Reel Time: What’s So Funny, Kid?
Why would you need horror movies if you spent your days hanging out with 8-12-year-olds? At any rate, that’s one way to explain the relatively weak performance of the horror/thriller genre in an online poll asking kids of that age to name their favorite genre of movie. (The poll was conducted via Curiocity’s FreeZone Web site.) Given young boys’ zest for the cartoony gore of action figures and video games, it’s somehow reassuring to see that the action/adventure genre isn’t a great favorite. Likewise, at a time when kids seem appallingly precocious in many ways, their lack of interest in cinematic romance can only be good news. As for the kids’ interest in comedy, we’re probably not talking Dorothy Parkeresque witticisms here. But it suggests at least some appreciation of language, which is more than one might have given them credit for possessing.

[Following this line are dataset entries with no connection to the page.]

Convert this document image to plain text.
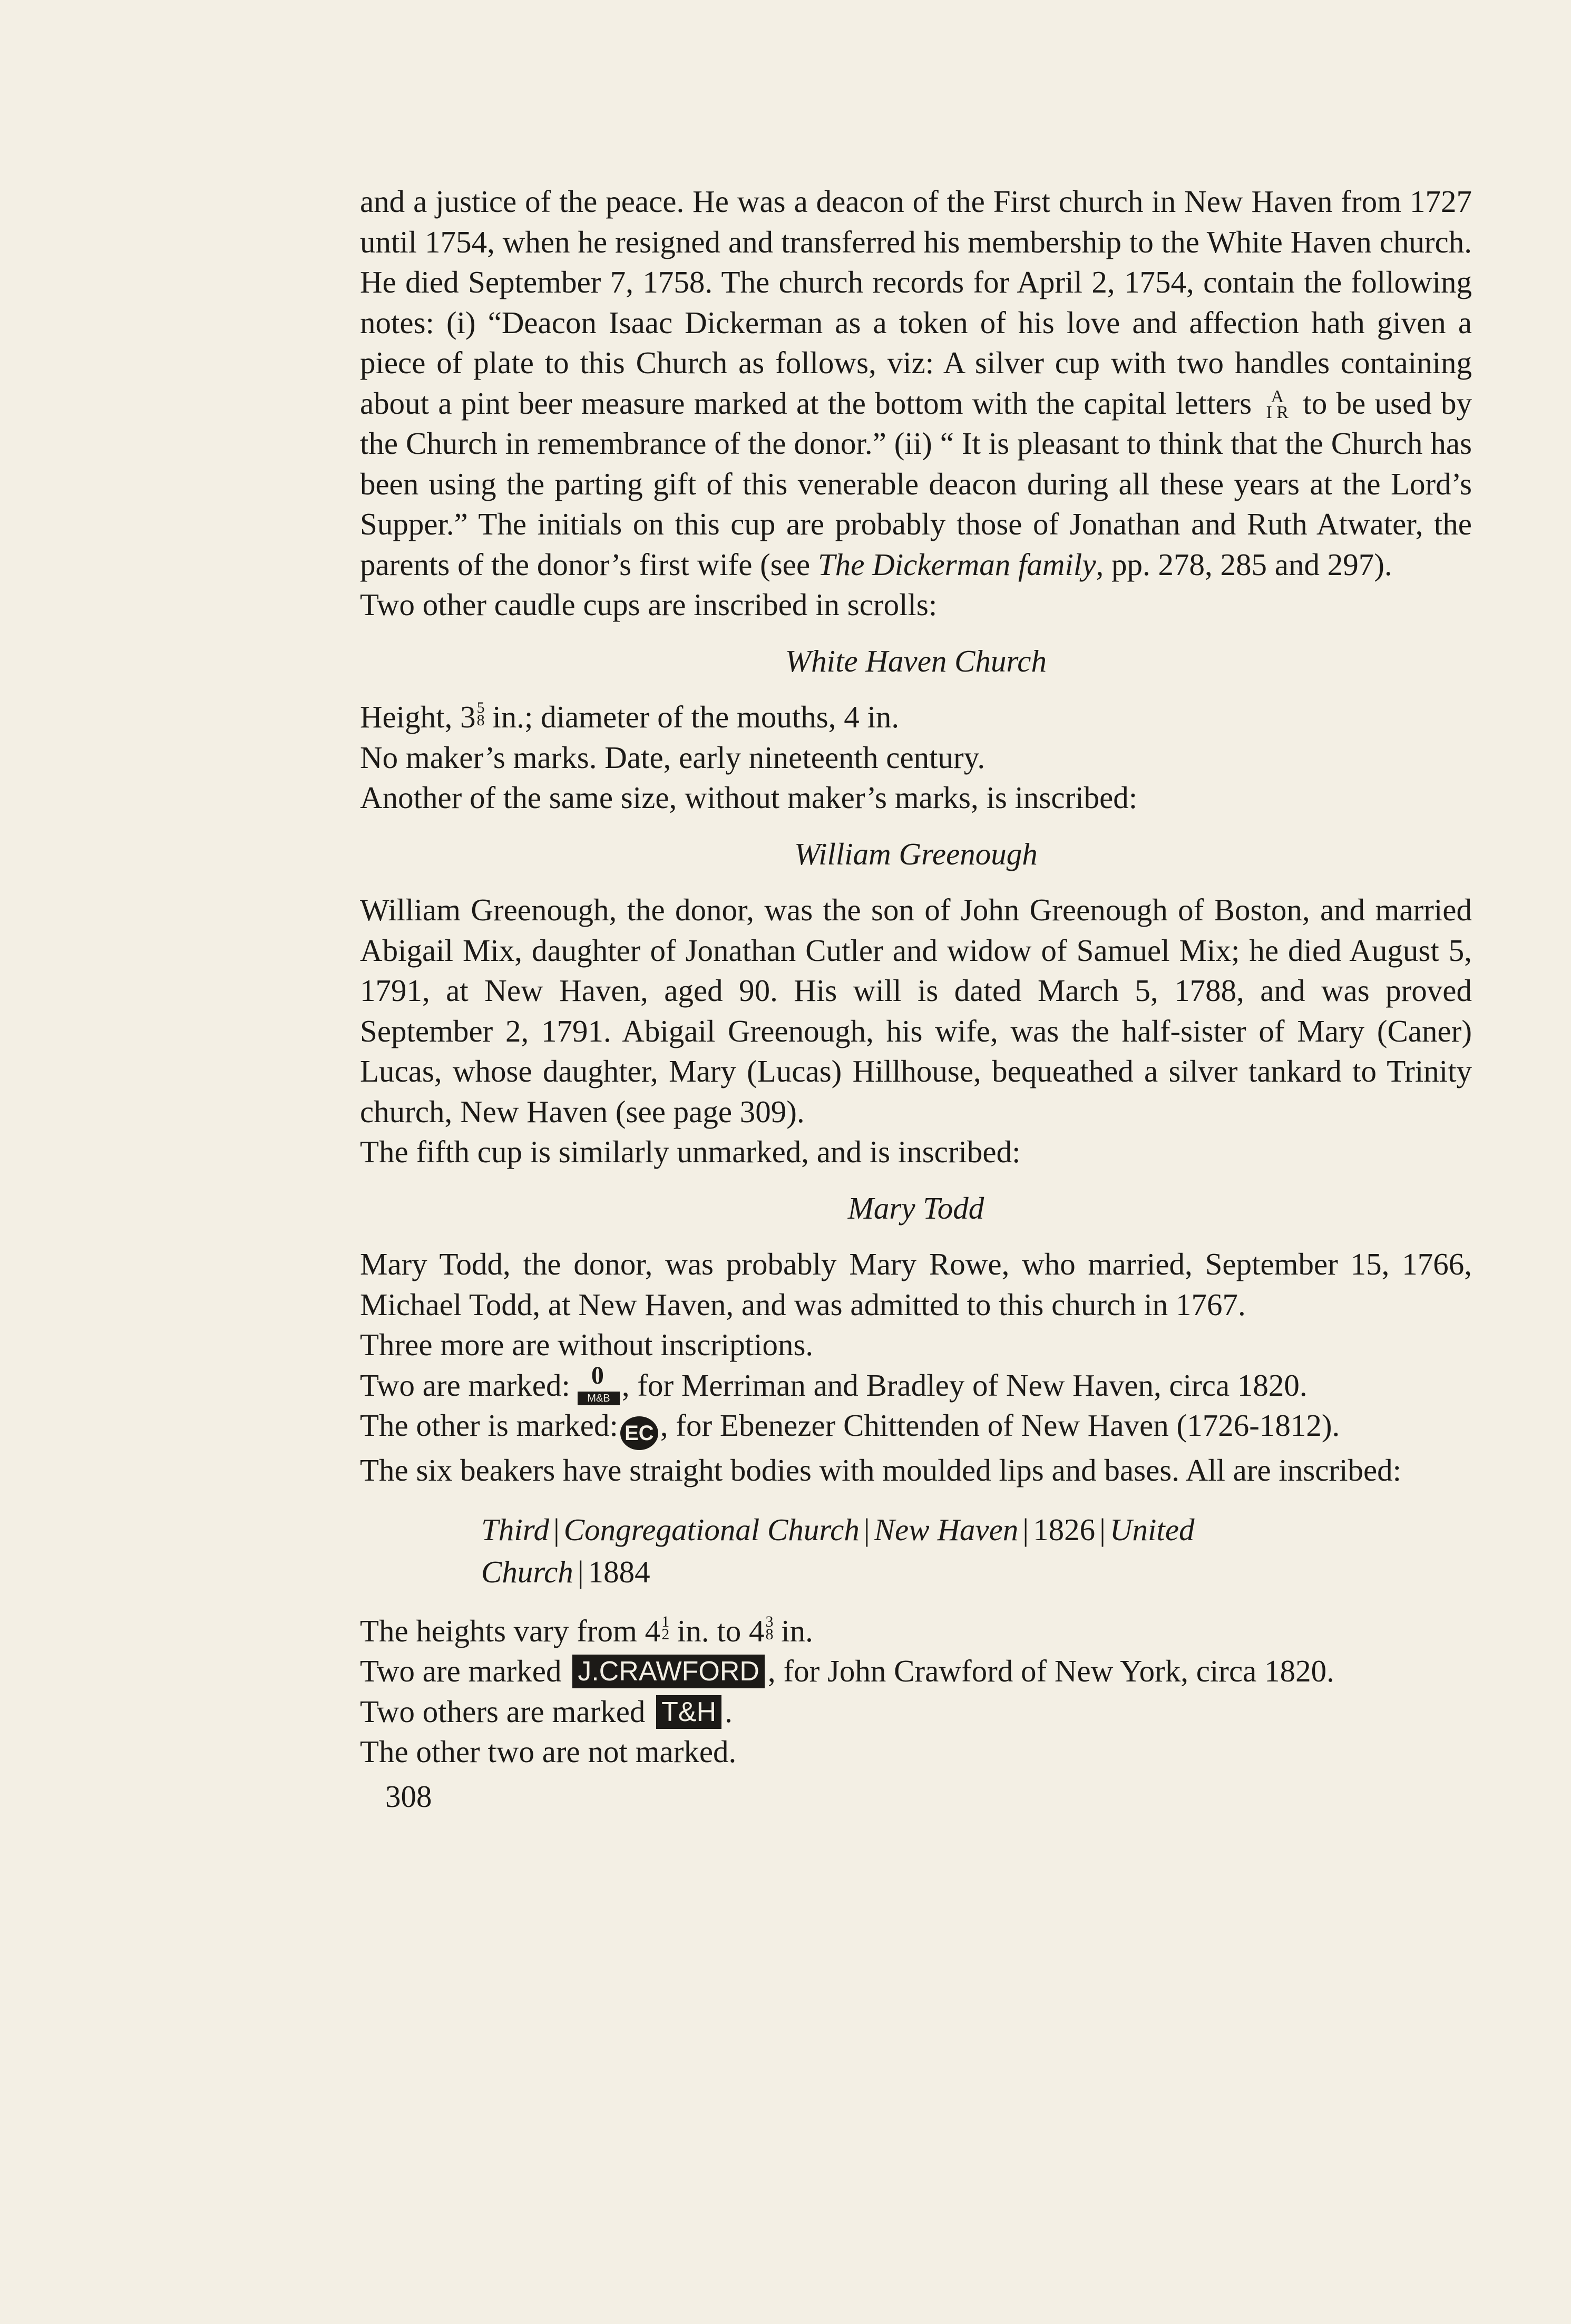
and a justice of the peace. He was a deacon of the First church in New Haven from 1727 until 1754, when he resigned and transferred his membership to the White Haven church. He died September 7, 1758. The church records for April 2, 1754, contain the following notes: (i) “Deacon Isaac Dickerman as a token of his love and affection hath given a piece of plate to this Church as follows, viz: A silver cup with two handles containing about a pint beer measure marked at the bottom with the capital letters A
I R to be used by the Church in remembrance of the donor.” (ii) “ It is pleasant to think that the Church has been using the parting gift of this venerable deacon during all these years at the Lord’s Supper.” The initials on this cup are probably those of Jonathan and Ruth Atwater, the parents of the donor’s first wife (see The Dickerman family, pp. 278, 285 and 297).

Two other caudle cups are inscribed in scrolls:

White Haven Church

Height, 3 5
8 in.; diameter of the mouths, 4 in.

No maker’s marks. Date, early nineteenth century.

Another of the same size, without maker’s marks, is inscribed:

William Greenough

William Greenough, the donor, was the son of John Greenough of Boston, and married Abigail Mix, daughter of Jonathan Cutler and widow of Samuel Mix; he died August 5, 1791, at New Haven, aged 90. His will is dated March 5, 1788, and was proved September 2, 1791. Abigail Greenough, his wife, was the half-sister of Mary (Caner) Lucas, whose daughter, Mary (Lucas) Hillhouse, bequeathed a silver tankard to Trinity church, New Haven (see page 309).

The fifth cup is similarly unmarked, and is inscribed:

Mary Todd

Mary Todd, the donor, was probably Mary Rowe, who married, September 15, 1766, Michael Todd, at New Haven, and was admitted to this church in 1767.

Three more are without inscriptions.

Two are marked: 0
M&B , for Merriman and Bradley of New Haven, circa 1820.

The other is marked: EC , for Ebenezer Chittenden of New Haven (1726-1812).

The six beakers have straight bodies with moulded lips and bases. All are inscribed:

Third | Congregational Church | New Haven | 1826 | United
Church | 1884

The heights vary from 4 1
2 in. to 4 3
8 in.

Two are marked J.CRAWFORD , for John Crawford of New York, circa 1820.

Two others are marked T&H .

The other two are not marked.

308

That’s Incredible: The Moral – Don’t Use Politicians As Pitchmen In Ads For Used Cars
Thank goodness for politicians and used-car sellers. People in advertising are beset by enough self-doubt as it is. Can you imagine how they’d feel if ad claims were the least-believed phenomena on earth? The chart draws on a survey for New York-based Kirshenbaum Bond & Partners. Respondents were given a menu of untrustworthy choices and asked to single out one for disparagement. Though the 18-24-year-olds were more likely than their elders to bad-mouth ad claims, it’s encouraging to see they were markedly less likely to express disbelief in anything and everything. This finding suggests that intrinsically plausible ad claims–and there are some–won’t run up against as much youthful cynicism as we’re sometimes led to expect.